Os especialistas explicam que elas estão muitas vezes inseridas na própria descrição e o uso de uma IA para auxiliar essa captação de palavras-chaves pode ser essencial nesse momento.

João Pedro lembra, porém, que as plataformas mais modernas já entendem o contexto das palavras, por exemplo, o “jornalista multimídia” não será imediatamente eliminado se a busca for pelo “repórter de TV”. Porém, adaptar o currículo à vaga continua sendo estratégia básica.

O que os filtros consideram:

Por que muitos são eliminados:

O retorno que nunca chega

Muitos candidatos têm relatado frustração por nunca receberem um retorno das vagas, mesmo enviando currículos bem elaborados e que fazem jus às vagas.

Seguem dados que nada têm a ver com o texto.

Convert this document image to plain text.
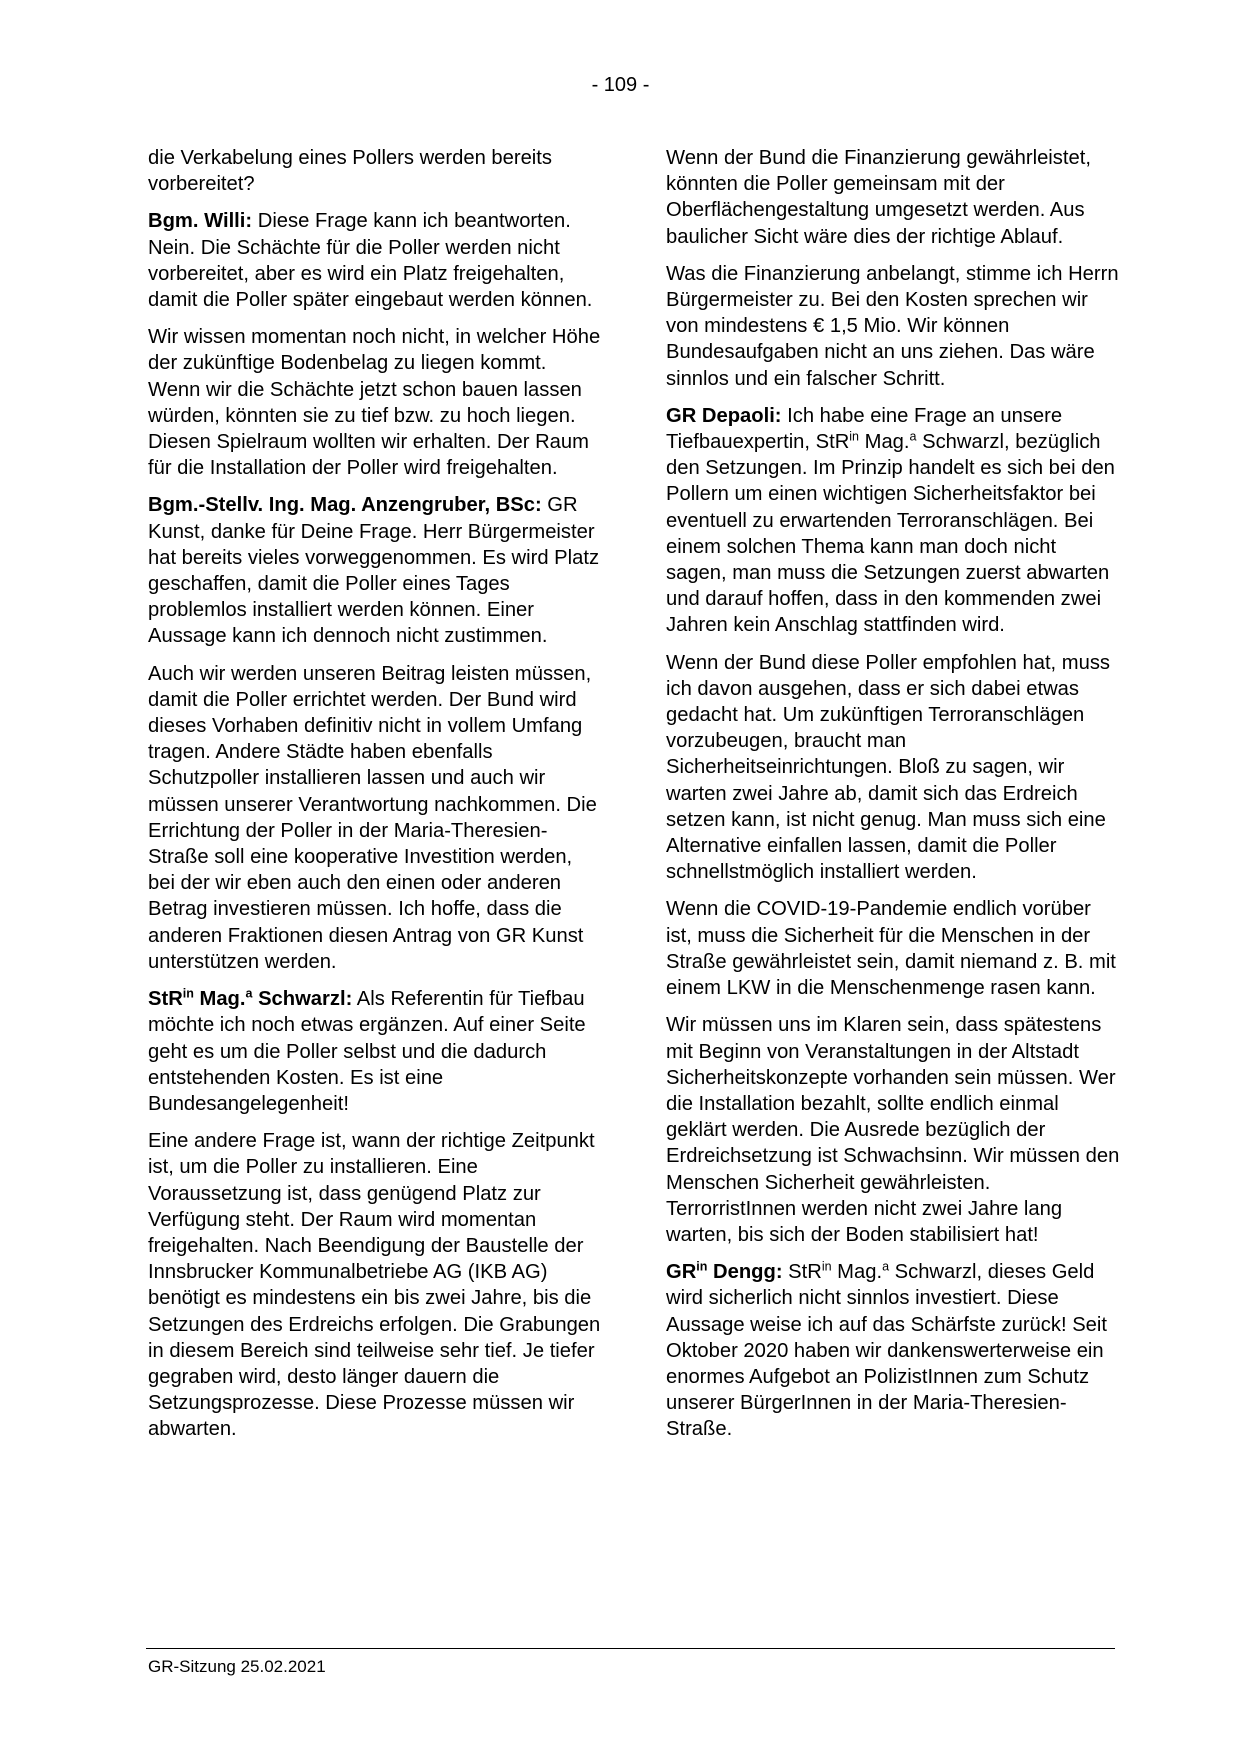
- 109 -

die Verkabelung eines Pollers werden bereits vorbereitet?

Bgm. Willi: Diese Frage kann ich beantworten. Nein. Die Schächte für die Poller werden nicht vorbereitet, aber es wird ein Platz freigehalten, damit die Poller später eingebaut werden können.

Wir wissen momentan noch nicht, in welcher Höhe der zukünftige Bodenbelag zu liegen kommt. Wenn wir die Schächte jetzt schon bauen lassen würden, könnten sie zu tief bzw. zu hoch liegen. Diesen Spielraum wollten wir erhalten. Der Raum für die Installation der Poller wird freigehalten.

Bgm.-Stellv. Ing. Mag. Anzengruber, BSc: GR Kunst, danke für Deine Frage. Herr Bürgermeister hat bereits vieles vorweggenommen. Es wird Platz geschaffen, damit die Poller eines Tages problemlos installiert werden können. Einer Aussage kann ich dennoch nicht zustimmen.

Auch wir werden unseren Beitrag leisten müssen, damit die Poller errichtet werden. Der Bund wird dieses Vorhaben definitiv nicht in vollem Umfang tragen. Andere Städte haben ebenfalls Schutzpoller installieren lassen und auch wir müssen unserer Verantwortung nachkommen. Die Errichtung der Poller in der Maria-Theresien-Straße soll eine kooperative Investition werden, bei der wir eben auch den einen oder anderen Betrag investieren müssen. Ich hoffe, dass die anderen Fraktionen diesen Antrag von GR Kunst unterstützen werden.

StR$^{in}$ Mag.$^a$ Schwarzl: Als Referentin für Tiefbau möchte ich noch etwas ergänzen. Auf einer Seite geht es um die Poller selbst und die dadurch entstehenden Kosten. Es ist eine Bundesangelegenheit!

Eine andere Frage ist, wann der richtige Zeitpunkt ist, um die Poller zu installieren. Eine Voraussetzung ist, dass genügend Platz zur Verfügung steht. Der Raum wird momentan freigehalten. Nach Beendigung der Baustelle der Innsbrucker Kommunalbetriebe AG (IKB AG) benötigt es mindestens ein bis zwei Jahre, bis die Setzungen des Erdreichs erfolgen. Die Grabungen in diesem Bereich sind teilweise sehr tief. Je tiefer gegraben wird, desto länger dauern die Setzungsprozesse. Diese Prozesse müssen wir abwarten.

Wenn der Bund die Finanzierung gewährleistet, könnten die Poller gemeinsam mit der Oberflächengestaltung umgesetzt werden. Aus baulicher Sicht wäre dies der richtige Ablauf.

Was die Finanzierung anbelangt, stimme ich Herrn Bürgermeister zu. Bei den Kosten sprechen wir von mindestens € 1,5 Mio. Wir können Bundesaufgaben nicht an uns ziehen. Das wäre sinnlos und ein falscher Schritt.

GR Depaoli: Ich habe eine Frage an unsere Tiefbauexpertin, StR$^{in}$ Mag.$^a$ Schwarzl, bezüglich den Setzungen. Im Prinzip handelt es sich bei den Pollern um einen wichtigen Sicherheitsfaktor bei eventuell zu erwartenden Terroranschlägen. Bei einem solchen Thema kann man doch nicht sagen, man muss die Setzungen zuerst abwarten und darauf hoffen, dass in den kommenden zwei Jahren kein Anschlag stattfinden wird.

Wenn der Bund diese Poller empfohlen hat, muss ich davon ausgehen, dass er sich dabei etwas gedacht hat. Um zukünftigen Terroranschlägen vorzubeugen, braucht man Sicherheitseinrichtungen. Bloß zu sagen, wir warten zwei Jahre ab, damit sich das Erdreich setzen kann, ist nicht genug. Man muss sich eine Alternative einfallen lassen, damit die Poller schnellstmöglich installiert werden.

Wenn die COVID-19-Pandemie endlich vorüber ist, muss die Sicherheit für die Menschen in der Straße gewährleistet sein, damit niemand z. B. mit einem LKW in die Menschenmenge rasen kann.

Wir müssen uns im Klaren sein, dass spätestens mit Beginn von Veranstaltungen in der Altstadt Sicherheitskonzepte vorhanden sein müssen. Wer die Installation bezahlt, sollte endlich einmal geklärt werden. Die Ausrede bezüglich der Erdreichsetzung ist Schwachsinn. Wir müssen den Menschen Sicherheit gewährleisten. TerrorristInnen werden nicht zwei Jahre lang warten, bis sich der Boden stabilisiert hat!

$GR^{in}$ Dengg: StR$^{in}$ Mag.$^a$ Schwarzl, dieses Geld wird sicherlich nicht sinnlos investiert. Diese Aussage weise ich auf das Schärfste zurück! Seit Oktober 2020 haben wir dankenswerterweise ein enormes Aufgebot an PolizistInnen zum Schutz unserer BürgerInnen in der Maria-Theresien-Straße.

GR-Sitzung 25.02.2021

Apesar de ainda cursar a faculdade de Ciências da Computação, o desenvolvedor de IA Thiago Ribeiro, de 27 anos, há um ano busca recolocação.

“Muitas vezes sou descartado porque ainda não finalizei a graduação. A ferramenta não avalia minha trajetória, só lê o campo de ‘formado’. Isso me exclui antes mesmo de um humano olhar meu currículo”, desabafou.

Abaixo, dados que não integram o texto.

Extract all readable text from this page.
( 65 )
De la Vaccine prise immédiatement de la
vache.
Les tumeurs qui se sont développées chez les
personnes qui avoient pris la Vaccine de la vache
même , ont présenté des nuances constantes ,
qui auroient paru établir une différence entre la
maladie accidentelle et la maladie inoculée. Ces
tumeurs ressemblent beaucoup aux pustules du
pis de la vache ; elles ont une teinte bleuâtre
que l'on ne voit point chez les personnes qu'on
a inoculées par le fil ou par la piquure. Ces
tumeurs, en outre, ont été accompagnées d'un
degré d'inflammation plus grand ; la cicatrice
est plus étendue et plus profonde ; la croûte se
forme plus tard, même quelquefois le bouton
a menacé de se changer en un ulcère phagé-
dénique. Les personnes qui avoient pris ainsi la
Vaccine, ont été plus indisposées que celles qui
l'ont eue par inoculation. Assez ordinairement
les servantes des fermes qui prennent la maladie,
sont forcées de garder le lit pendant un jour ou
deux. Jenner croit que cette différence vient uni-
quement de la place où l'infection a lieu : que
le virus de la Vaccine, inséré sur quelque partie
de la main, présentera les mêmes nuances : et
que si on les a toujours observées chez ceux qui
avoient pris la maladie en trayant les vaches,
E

A maior frustração dele são as chamadas vagas “fantasmas”. Ou seja, vagas que são abertas e assim permanecem por meses, sem que a empresa finalize o processo.

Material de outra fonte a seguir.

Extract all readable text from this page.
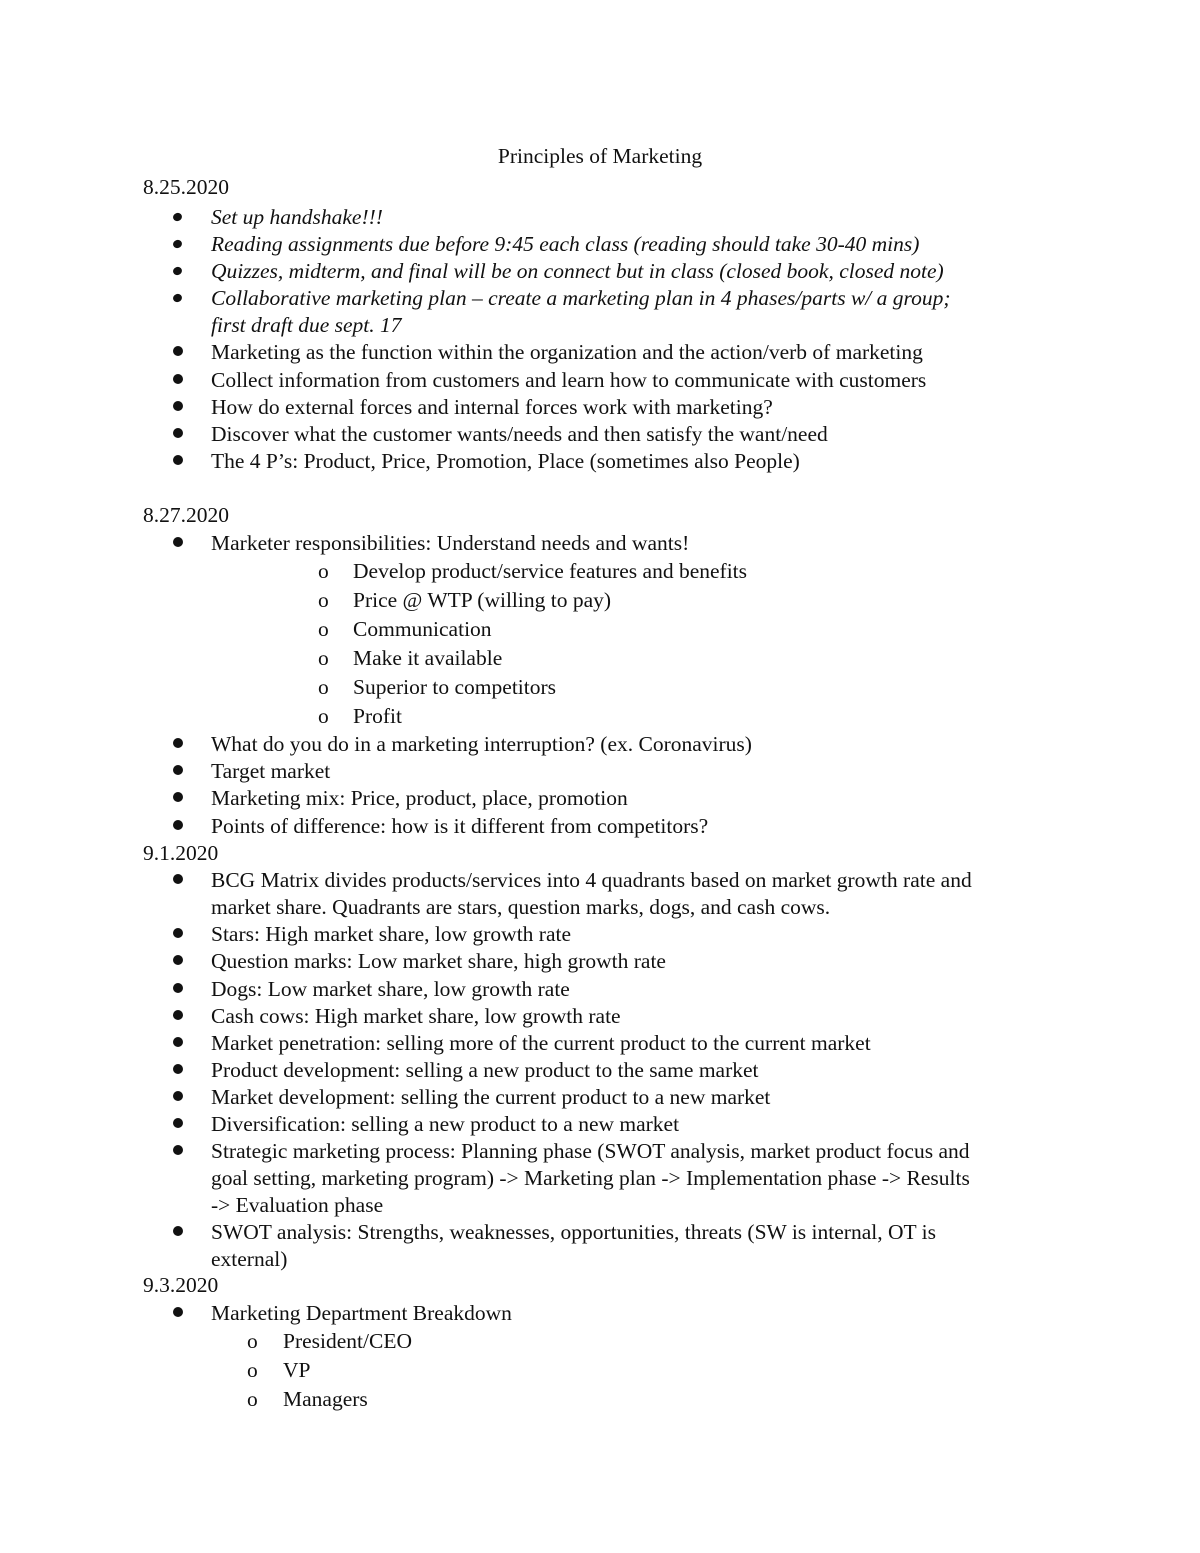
Principles of Marketing
8.25.2020
Set up handshake!!!
Reading assignments due before 9:45 each class (reading should take 30-40 mins)
Quizzes, midterm, and final will be on connect but in class (closed book, closed note)
Collaborative marketing plan – create a marketing plan in 4 phases/parts w/ a group;
first draft due sept. 17
Marketing as the function within the organization and the action/verb of marketing
Collect information from customers and learn how to communicate with customers
How do external forces and internal forces work with marketing?
Discover what the customer wants/needs and then satisfy the want/need
The 4 P’s: Product, Price, Promotion, Place (sometimes also People)
8.27.2020
Marketer responsibilities: Understand needs and wants!
o Develop product/service features and benefits
o Price @ WTP (willing to pay)
o Communication
o Make it available
o Superior to competitors
o Profit
What do you do in a marketing interruption? (ex. Coronavirus)
Target market
Marketing mix: Price, product, place, promotion
Points of difference: how is it different from competitors?
9.1.2020
BCG Matrix divides products/services into 4 quadrants based on market growth rate and
market share. Quadrants are stars, question marks, dogs, and cash cows.
Stars: High market share, low growth rate
Question marks: Low market share, high growth rate
Dogs: Low market share, low growth rate
Cash cows: High market share, low growth rate
Market penetration: selling more of the current product to the current market
Product development: selling a new product to the same market
Market development: selling the current product to a new market
Diversification: selling a new product to a new market
Strategic marketing process: Planning phase (SWOT analysis, market product focus and
goal setting, marketing program) -> Marketing plan -> Implementation phase -> Results
-> Evaluation phase
SWOT analysis: Strengths, weaknesses, opportunities, threats (SW is internal, OT is
external)
9.3.2020
Marketing Department Breakdown
o President/CEO
o VP
o Managers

Segundo ele, as vagas podem ser abertas apenas para mostrar investimento da empresa. Por isso considera-se necessário chegar ao recrutador humano essencial para comprovar a seriedade da vaga.

“O meu problema não é técnico. Sempre que chego ao recrutador humano, avanço até as etapas finais. A maior barreira é conseguir passar pelo filtro e ser, de fato, avaliado como pessoa”, declarou.

Estudos reforçam essa percepção. O Panorama de Empregabilidade da Sólides mostrou que, embora 81% aprovem a utilização da IA em recomendações de vagas com base em perfil, 41% desaprovam o uso em etapas mais pessoais, como entrevistas.

O analista comercial Sinclair Lima sabe bem o que é esse “apagão”. Em dois anos, participou de cerca de 100 processos seletivos, e chegou à entrevista apenas uma vez.

“Eu sentia que, na maior parte, era um robô me analisando. Meu currículo tinha diferenciais que não eram percebidos”, desabafou.

Sinclair só conseguiu recolocação depois de mudar a estratégia, Ele otimizou o perfil no LinkedIn, com apoio de uma mentoria. Assim, foi abordado diretamente por recrutadores na plataforma.

Quando o algoritmo, enfim, te nota

“Clientes que completam e detalham o perfil, incluindo palavras-chaves e resultados, são encontrados com muito mais facilidade”, exemplificou João Pedro.

Segundo ele, o título do LinkedIn deve abordar não só o cargo atual, mas também os cargos desejados, ferramentas, habilidades e formações. Isso aumenta a chance de aparecer em buscas.

Ele dá um exemplo para a área da comunicação: “se alguém procura repórter para indústria, colocar essas palavras no título aumenta a chance de aparecer em buscas específicas. Quanto mais completo e conectado o perfil, maior a chance de recrutadores encontrarem você”, ressaltou.

Para Thiago, a virada de chave veio ao adaptar o currículo. Ele passou a incluir palavras-chaves das descrições de vagas e a reescrever a experiência de forma que o algoritmo entendesse.

“Quando eu escrevia só ‘5 anos de experiência’, não passava. Depois que passei a escrever frases como ‘possuo mais de cinco anos em engenharia de software’,  passei a ser chamado com muito mais frequência”, contou.

Ele ainda recorre a comunidades on-line no Reddit, onde candidatos trocam dicas sobre currículos, entrevistas, empresas que estão contratando e palavras-chave em alta.

“Não é garantia de vaga, mas ajuda a entender o que o mercado busca.”

A saída, apontam os mentores de carreira, passa por três frentes: adaptar currículos e perfis às exigências dos ATS, manter networking ativo, e não desistir da cobrança por um maior equilíbrio entre eficiência tecnológica e análise humana.

Enquanto esse ajuste não acontece, histórias como as de Fabiane, Sinclair e Thiago mostram que o silêncio após o “currículo enviado” não é fruto de incompetência, mas de um funil digital que ainda desumaniza a seleção.

No fim, a tecnologia pode até acelerar processos. Mas, quando usada sem cuidado, pode deixar de fora justamente os talentos que as empresas mais precisam.